Шрифт:
Закладка:
— Старшая сестрица, о твоих геройствах на севере уже несколько лет ходит молва. Местные говорят, что даже сам Граф…
— Они только и могут языком попусту трепать. — Двигаясь впереди, отмахнулась от лести и комплиментов в свой адрес Беладонна.
— Но это правда. Граф много раз расспрашивал о тебе приглашенных авантюристов. — На повышенных, настаивал на своем пернатый.

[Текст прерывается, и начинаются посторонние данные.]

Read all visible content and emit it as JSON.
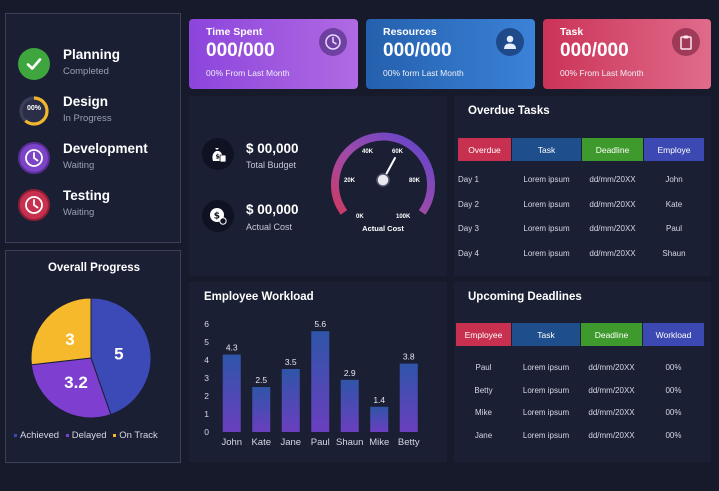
{
  "phases": [
    {
      "name": "Planning",
      "status": "Completed",
      "icon": "check-icon",
      "color": "#3fa63f"
    },
    {
      "name": "Design",
      "status": "In Progress",
      "badge": "00%",
      "icon": "progress-ring-icon",
      "color": "#f2b62e"
    },
    {
      "name": "Development",
      "status": "Waiting",
      "icon": "clock-icon",
      "color": "#7c44c6"
    },
    {
      "name": "Testing",
      "status": "Waiting",
      "icon": "clock-icon",
      "color": "#c8304f"
    }
  ],
  "overall_progress": {
    "title": "Overall Progress",
    "legend": [
      "Achieved",
      "Delayed",
      "On Track"
    ]
  },
  "cards": [
    {
      "title": "Time Spent",
      "value": "000/000",
      "note": "00% From Last Month",
      "icon": "clock-icon"
    },
    {
      "title": "Resources",
      "value": "000/000",
      "note": "00% form Last Month",
      "icon": "user-icon"
    },
    {
      "title": "Task",
      "value": "000/000",
      "note": "00% From Last Month",
      "icon": "clipboard-icon"
    }
  ],
  "budget": {
    "total_value": "$ 00,000",
    "total_label": "Total Budget",
    "actual_value": "$ 00,000",
    "actual_label": "Actual Cost",
    "gauge_label": "Actual Cost",
    "gauge_ticks": [
      "0K",
      "20K",
      "40K",
      "60K",
      "80K",
      "100K"
    ]
  },
  "overdue": {
    "title": "Overdue Tasks",
    "headers": [
      "Overdue",
      "Task",
      "Deadline",
      "Employe"
    ],
    "rows": [
      [
        "Day 1",
        "Lorem ipsum",
        "dd/mm/20XX",
        "John"
      ],
      [
        "Day 2",
        "Lorem ipsum",
        "dd/mm/20XX",
        "Kate"
      ],
      [
        "Day 3",
        "Lorem ipsum",
        "dd/mm/20XX",
        "Paul"
      ],
      [
        "Day 4",
        "Lorem ipsum",
        "dd/mm/20XX",
        "Shaun"
      ]
    ]
  },
  "workload": {
    "title": "Employee Workload"
  },
  "upcoming": {
    "title": "Upcoming Deadlines",
    "headers": [
      "Employee",
      "Task",
      "Deadline",
      "Workload"
    ],
    "rows": [
      [
        "Paul",
        "Lorem ipsum",
        "dd/mm/20XX",
        "00%"
      ],
      [
        "Betty",
        "Lorem ipsum",
        "dd/mm/20XX",
        "00%"
      ],
      [
        "Mike",
        "Lorem ipsum",
        "dd/mm/20XX",
        "00%"
      ],
      [
        "Jane",
        "Lorem ipsum",
        "dd/mm/20XX",
        "00%"
      ]
    ]
  },
  "colors": {
    "background": "#161a2b",
    "panel": "#1b1f33",
    "red": "#c8304f",
    "blue": "#1e4f8c",
    "green": "#3e9a2c",
    "indigo": "#3d49b3",
    "bar": "#2f55a8",
    "pie_blue": "#3c4ab8",
    "pie_purple": "#7e3fd0",
    "pie_yellow": "#f5b92b"
  },
  "chart_data": [
    {
      "type": "pie",
      "title": "Overall Progress",
      "categories": [
        "Achieved",
        "Delayed",
        "On Track"
      ],
      "values": [
        5,
        3.2,
        3
      ],
      "labels": [
        "5",
        "3.2",
        "3"
      ]
    },
    {
      "type": "bar",
      "title": "Employee Workload",
      "categories": [
        "John",
        "Kate",
        "Jane",
        "Paul",
        "Shaun",
        "Mike",
        "Betty"
      ],
      "values": [
        4.3,
        2.5,
        3.5,
        5.6,
        2.9,
        1.4,
        3.8
      ],
      "ylim": [
        0,
        6
      ],
      "yticks": [
        "0",
        "1",
        "2",
        "3",
        "4",
        "5",
        "6"
      ],
      "grid": false
    }
  ]
}
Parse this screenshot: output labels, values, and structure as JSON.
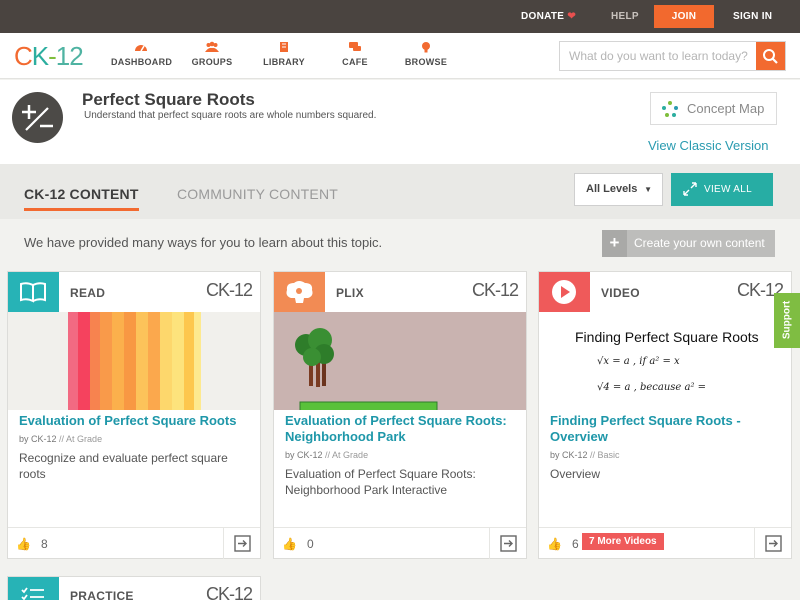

— Да, да… Олафу, по первому письму которого я бы тут же примчалась, больше и делать нечего, кроме как обо мне говорить…. — Поглядывая на нас, ехавших позади на своей здоровенной карете, с некой грустью в голосе смеялась волчица. Кажется, с полноценной семьей ей тоже не повезло. Отец — аристократ, мать, скорее всего, была простой служанкой, которую тот, может, силой, а может, ещё как, обрюхатил. Ну а потом итогом такого вот не романтичного «романа» стала она, девочка без отца, но вполне себе с мужской силой и амбициями. Когда та, устав от трёпа боготворившего её юнца, пытаясь избавиться от напрягающей компании, поравнялась с каретой и запрыгнула на неё, я осторожно, как мог, тактично спросил Беладонну о семье и получил подтверждающий мои догадки ответ. Мать — служанка, а она… никто. По совершеннолетию Олаф дал ей вольную с правом на выкуп своей семьи. Волчица через десять кругов ада прошла, заработала денег и четыре года назад вернулась домой с крупной суммой. Но домашние, её старания не оценили, мать и сёстры, отказались от права на свободу, боясь самого слова «свобода», предпочли остаться со своим господином. Беладонна обиделась на семью, все её подвиги, старания, риски, жертвы, на которые она шла годами, оказались обесценены всего несколькими словами. Человек, привыкший выбирать, кому и сколько служить, не смог понять того, кто был и так доволен своей службой всего одному господину. Беладонна, будучи свободной, ничем не отличалась от своих родных. Возможно, спустя четыре года она поняла это, смирилась, потому и использовала «задание» как повод, причину вновь вернуться к семье.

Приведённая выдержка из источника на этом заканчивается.